Fashion and technology key categories influencing e-commerce growth
TORONTO, October 21, 2013 – Canadian consumers have high expectations when online shopping and discounted pricing is often the determining factor in the decision to ‘proceed to checkout’. According to the recent E-Commerce Channel Report from leading global information company The NPD Group, 63 per cent of Canadians have opted to shop online in the past six months to save money, with fashion accessories, footwear and electronics consistently top sellers.
Though both sexes are motivated by price tags, men research and expect discounts when shopping online, while women take additional factors into account. Time saved and previous visits to the physical store play a role in females cashing out and, in the end, they are more likely than men to actually go through with a purchase.
“Unlike men, women assume online prices will be similar to those in stores, and this expectation is instrumental in their significant contribution to the clothing, accessory and footwear purchases driving the e-commerce fashion category,” said Sandy Silva, fashion industry analyst, The NPD Group. “However, though much of women’s shopping occurs with Canadian retailers, it is not uncommon for these consumers to seek out international websites for greater product selection.”

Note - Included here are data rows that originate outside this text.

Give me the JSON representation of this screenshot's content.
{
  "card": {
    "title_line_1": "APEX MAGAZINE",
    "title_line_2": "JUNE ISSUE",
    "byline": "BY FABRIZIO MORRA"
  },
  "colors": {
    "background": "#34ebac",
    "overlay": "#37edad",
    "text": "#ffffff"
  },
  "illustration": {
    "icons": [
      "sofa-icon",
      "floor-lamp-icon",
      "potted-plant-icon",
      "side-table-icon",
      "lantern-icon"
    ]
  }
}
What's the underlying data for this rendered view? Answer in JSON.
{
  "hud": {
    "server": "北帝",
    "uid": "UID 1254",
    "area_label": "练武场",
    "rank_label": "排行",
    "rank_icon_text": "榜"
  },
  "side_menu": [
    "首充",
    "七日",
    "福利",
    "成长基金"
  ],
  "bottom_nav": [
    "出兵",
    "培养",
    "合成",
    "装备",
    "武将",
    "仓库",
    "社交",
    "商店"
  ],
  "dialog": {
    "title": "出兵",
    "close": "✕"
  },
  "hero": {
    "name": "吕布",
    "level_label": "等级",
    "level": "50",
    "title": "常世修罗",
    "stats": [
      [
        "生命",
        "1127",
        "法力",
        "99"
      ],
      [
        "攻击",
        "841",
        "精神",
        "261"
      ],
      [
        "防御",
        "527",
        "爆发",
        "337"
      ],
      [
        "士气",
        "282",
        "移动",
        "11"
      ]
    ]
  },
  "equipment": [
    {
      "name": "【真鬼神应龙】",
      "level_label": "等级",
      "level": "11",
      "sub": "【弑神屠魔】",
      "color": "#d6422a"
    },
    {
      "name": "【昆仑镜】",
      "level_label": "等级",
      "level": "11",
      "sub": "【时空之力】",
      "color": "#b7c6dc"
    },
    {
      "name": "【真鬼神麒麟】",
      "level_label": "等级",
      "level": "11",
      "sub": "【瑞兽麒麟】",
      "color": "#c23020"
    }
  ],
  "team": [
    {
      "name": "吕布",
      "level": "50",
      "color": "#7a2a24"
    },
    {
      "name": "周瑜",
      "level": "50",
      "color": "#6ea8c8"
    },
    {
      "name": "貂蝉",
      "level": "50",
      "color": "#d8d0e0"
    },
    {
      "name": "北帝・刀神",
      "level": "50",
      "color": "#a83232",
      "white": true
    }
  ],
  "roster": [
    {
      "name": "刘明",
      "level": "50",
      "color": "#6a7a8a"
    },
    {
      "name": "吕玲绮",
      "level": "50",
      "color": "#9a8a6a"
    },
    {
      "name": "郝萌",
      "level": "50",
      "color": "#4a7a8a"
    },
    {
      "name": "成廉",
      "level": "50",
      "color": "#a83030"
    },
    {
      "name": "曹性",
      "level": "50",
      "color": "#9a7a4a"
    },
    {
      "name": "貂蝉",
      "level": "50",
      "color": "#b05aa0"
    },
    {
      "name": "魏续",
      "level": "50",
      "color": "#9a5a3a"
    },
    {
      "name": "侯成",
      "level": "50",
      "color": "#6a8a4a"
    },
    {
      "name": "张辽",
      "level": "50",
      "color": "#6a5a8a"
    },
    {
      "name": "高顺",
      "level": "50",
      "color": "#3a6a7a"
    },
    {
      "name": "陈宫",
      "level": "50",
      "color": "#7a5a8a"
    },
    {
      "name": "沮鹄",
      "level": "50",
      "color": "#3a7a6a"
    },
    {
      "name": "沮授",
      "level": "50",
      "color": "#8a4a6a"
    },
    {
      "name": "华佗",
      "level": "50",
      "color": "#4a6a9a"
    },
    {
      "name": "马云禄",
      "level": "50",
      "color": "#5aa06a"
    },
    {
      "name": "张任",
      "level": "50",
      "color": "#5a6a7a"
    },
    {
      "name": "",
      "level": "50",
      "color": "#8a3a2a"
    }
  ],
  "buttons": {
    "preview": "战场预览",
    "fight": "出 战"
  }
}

Canadian websites shipping from Canada are the primary source of purchases for all categories, however, in addition to clothing, IT Software, digital downloads, toys/games, health & wellness, and video games see sizeable purchase incidences from U.S. retailers. Further, the battle for lower prices and increased selection is being driven by what the industry describes as ‘Online Super Buyers’, or consumers who make frequent online purchases and thus account for a disproportionate share of e-commerce. This group makes up 31 per cent of online shoppers and remains the strongest influencers of Canadian e-commerce trends.
Younger consumers are also becoming savvier web shoppers, as 85 per cent between the ages of 18 and 24 have spent less than $200 online in the past six months. Unlike younger shoppers, ‘Online Tier Shoppers’, who tend to be from an older demographic and make up 29 per cent of online sales, typically only make a purchase once every six months despite their willingness to conduct extensive research within many categories of interest. Across the board, however, the top-performing categories with the strongest online purchase incidences include books (52 per cent), DVDs/music (48 per cent), clothing (38 per cent) and video games (37 per cent).
“With e-readers and portable electronics among the top-intended purchases for Canadian consumers, and video game hardware, cellular accessories and digital cameras of increased interest , online technology retailers have a clear opportunity for growth,” said Mark Haar, director of Consumer Electronics, The NPD Group. “That being said, while the intention is there, many consumers choose not to move forward with their online transactions due to additional costs and perceived security risks that retailers should work to address.”
Despite the annual increase in shoppers making online purchases, limitations affecting consumer spending is slowing down the e-commerce industry. The most unavoidable disincentives are lack of personal interaction with salespeople, and the need to see and touch products, however additional shipping costs and risky return processes are also deterrents across all groups. Canadian retailers that can offer – and effectively market – free shipping, discounted pricing and safe transactions will increase overall sales, and even attract those consumers who would typically shop in store.